Lá pelas tantas, Badii já tentou contratar o jovem soldado e o seminarista afegão. Numa sequência de imagens alegóricas, o diretor fala sobre mortalidade a partir de sombras e toneladas de terra. A jornada do homem que quer desistir da vida finalmente ganha uma dimensão filosófica e física.

Numa elipse abrupta, estamos novamente na Range Rover de Badii. Agora, ele não parece tão falante quanto antes, quando metralhava perguntas para os passageiros. Desta vez, o “candidato” é Bagheri, um taxidermista que trabalha num museu de Teerã. Ele desata a falar sobre as escolhas que a vida nos dá. Mas garante a Badii: estará lá cedinho para enterrá-lo – ou, na hipótese por ele defendida, tirá-lo da cova arrependido e com vida.

Ao contrário de tantos cineastas contemporâneos afetados e arrogantes, Kiarostami revela seu interesse pela naturalidade de um gesto de maneiras tão naturais quanto surpreendentes e genuinamente humanas. Num dos planos mais desconcertantes de “Gosto de cereja”, Badii acaba de deixar Bagheri no museu. Estava de saída, mas voltou ao lugar para reforçar o pedido ao novo amigo.

De volta ao carro, topa com duas pessoas na calçada. Uma jovem vai em sua direção e pede que tire uma foto ao lado do namorado, irmão ou amigo. Ele clica. Devolve a câmera. E segue.

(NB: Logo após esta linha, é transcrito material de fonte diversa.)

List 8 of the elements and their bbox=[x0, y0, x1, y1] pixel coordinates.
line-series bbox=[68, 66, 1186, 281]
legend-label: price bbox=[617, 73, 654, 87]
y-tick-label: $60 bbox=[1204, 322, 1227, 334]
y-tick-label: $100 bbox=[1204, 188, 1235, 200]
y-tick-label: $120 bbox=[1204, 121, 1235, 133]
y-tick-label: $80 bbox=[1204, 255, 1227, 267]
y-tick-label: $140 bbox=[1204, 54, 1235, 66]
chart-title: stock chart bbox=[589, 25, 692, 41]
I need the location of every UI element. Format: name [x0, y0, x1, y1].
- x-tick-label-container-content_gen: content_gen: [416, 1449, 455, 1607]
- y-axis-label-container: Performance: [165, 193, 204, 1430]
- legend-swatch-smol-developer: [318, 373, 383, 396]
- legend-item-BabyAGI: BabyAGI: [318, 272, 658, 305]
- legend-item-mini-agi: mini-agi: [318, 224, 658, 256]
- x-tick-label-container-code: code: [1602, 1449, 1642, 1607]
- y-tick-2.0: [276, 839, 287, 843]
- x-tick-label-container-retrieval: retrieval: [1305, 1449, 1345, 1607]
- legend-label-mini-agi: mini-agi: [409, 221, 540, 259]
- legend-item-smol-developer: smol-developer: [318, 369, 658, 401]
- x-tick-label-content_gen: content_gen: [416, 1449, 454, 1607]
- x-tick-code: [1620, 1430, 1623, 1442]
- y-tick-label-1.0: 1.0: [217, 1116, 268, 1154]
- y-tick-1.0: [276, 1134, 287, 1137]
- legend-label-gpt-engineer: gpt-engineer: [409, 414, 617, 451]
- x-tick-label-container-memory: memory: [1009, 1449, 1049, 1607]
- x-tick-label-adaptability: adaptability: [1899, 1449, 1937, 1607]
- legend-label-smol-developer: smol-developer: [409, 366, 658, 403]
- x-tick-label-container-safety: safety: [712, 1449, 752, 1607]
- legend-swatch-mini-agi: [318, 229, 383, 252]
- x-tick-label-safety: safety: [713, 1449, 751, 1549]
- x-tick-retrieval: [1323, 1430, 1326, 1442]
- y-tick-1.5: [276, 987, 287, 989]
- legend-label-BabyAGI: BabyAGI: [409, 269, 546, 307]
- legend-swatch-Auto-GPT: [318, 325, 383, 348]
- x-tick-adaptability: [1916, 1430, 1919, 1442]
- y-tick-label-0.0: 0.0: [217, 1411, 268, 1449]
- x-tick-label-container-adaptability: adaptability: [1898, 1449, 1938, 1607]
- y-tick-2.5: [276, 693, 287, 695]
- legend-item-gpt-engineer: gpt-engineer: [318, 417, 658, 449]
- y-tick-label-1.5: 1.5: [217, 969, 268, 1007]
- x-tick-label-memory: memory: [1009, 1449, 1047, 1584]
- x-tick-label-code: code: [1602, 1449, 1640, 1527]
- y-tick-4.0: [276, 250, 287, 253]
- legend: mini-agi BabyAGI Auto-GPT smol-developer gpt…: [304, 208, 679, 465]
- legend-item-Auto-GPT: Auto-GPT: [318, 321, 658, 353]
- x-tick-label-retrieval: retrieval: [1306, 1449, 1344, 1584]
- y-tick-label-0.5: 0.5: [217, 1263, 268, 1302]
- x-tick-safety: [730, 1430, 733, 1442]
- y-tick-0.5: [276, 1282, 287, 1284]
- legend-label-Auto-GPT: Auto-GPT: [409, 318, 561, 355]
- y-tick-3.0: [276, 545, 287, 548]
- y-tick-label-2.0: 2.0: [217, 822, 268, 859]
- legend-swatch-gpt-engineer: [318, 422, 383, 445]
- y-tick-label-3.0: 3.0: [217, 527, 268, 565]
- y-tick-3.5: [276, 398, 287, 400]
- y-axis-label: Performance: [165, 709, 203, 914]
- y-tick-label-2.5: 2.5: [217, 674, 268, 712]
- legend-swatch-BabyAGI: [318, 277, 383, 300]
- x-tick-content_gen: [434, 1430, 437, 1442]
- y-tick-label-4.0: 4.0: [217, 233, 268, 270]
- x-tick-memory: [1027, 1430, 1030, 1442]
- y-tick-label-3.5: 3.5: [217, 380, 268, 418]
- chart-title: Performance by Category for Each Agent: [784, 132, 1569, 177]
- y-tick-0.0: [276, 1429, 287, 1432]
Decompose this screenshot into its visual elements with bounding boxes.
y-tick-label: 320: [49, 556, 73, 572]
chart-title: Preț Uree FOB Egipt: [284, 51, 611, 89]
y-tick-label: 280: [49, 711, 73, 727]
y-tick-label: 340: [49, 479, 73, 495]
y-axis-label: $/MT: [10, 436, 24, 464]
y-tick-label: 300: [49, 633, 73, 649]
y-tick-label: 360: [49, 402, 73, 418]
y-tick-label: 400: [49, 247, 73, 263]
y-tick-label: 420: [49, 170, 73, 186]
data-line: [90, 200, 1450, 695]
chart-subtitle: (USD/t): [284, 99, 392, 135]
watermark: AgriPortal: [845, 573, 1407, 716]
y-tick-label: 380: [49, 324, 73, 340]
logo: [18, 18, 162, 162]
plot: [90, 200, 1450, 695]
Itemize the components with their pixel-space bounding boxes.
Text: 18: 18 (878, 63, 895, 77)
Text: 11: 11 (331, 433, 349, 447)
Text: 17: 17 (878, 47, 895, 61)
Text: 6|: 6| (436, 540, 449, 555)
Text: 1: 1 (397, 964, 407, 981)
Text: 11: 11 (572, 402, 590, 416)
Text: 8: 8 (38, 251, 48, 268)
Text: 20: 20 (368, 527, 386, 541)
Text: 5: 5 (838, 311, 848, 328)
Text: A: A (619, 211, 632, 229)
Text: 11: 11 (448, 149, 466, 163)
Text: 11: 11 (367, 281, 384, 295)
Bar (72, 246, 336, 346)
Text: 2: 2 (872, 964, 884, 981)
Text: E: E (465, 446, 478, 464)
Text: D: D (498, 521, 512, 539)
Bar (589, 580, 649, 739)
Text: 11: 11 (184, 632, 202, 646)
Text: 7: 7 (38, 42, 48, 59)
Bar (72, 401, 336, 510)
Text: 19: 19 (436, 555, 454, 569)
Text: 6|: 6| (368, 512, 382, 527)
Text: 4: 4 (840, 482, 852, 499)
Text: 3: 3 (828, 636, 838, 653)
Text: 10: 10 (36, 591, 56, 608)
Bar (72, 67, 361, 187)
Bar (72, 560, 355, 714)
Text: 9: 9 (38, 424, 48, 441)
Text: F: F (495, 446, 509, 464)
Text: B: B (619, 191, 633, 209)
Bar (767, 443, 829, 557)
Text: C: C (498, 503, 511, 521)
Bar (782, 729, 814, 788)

Horas depois, ele passa em casa, toma os remédios. Pega um táxi, chega à cova vizinha da cerejeira. Deita-se sob raios e trovões, uma tempestade em gestação. Escuridão total. E então, Kiarostami e equipe são vistos em imagens de VHS, num making of sobre as filmagens de Gosto de cereja. Porque no cinema, a morte também pode ser uma mera ilusão.

* jornalista e crítico de cinema; texto originalmente publicado originalmente no portal Metrópoles em 6 de julho de 2016, quando da morte de Kiarostami.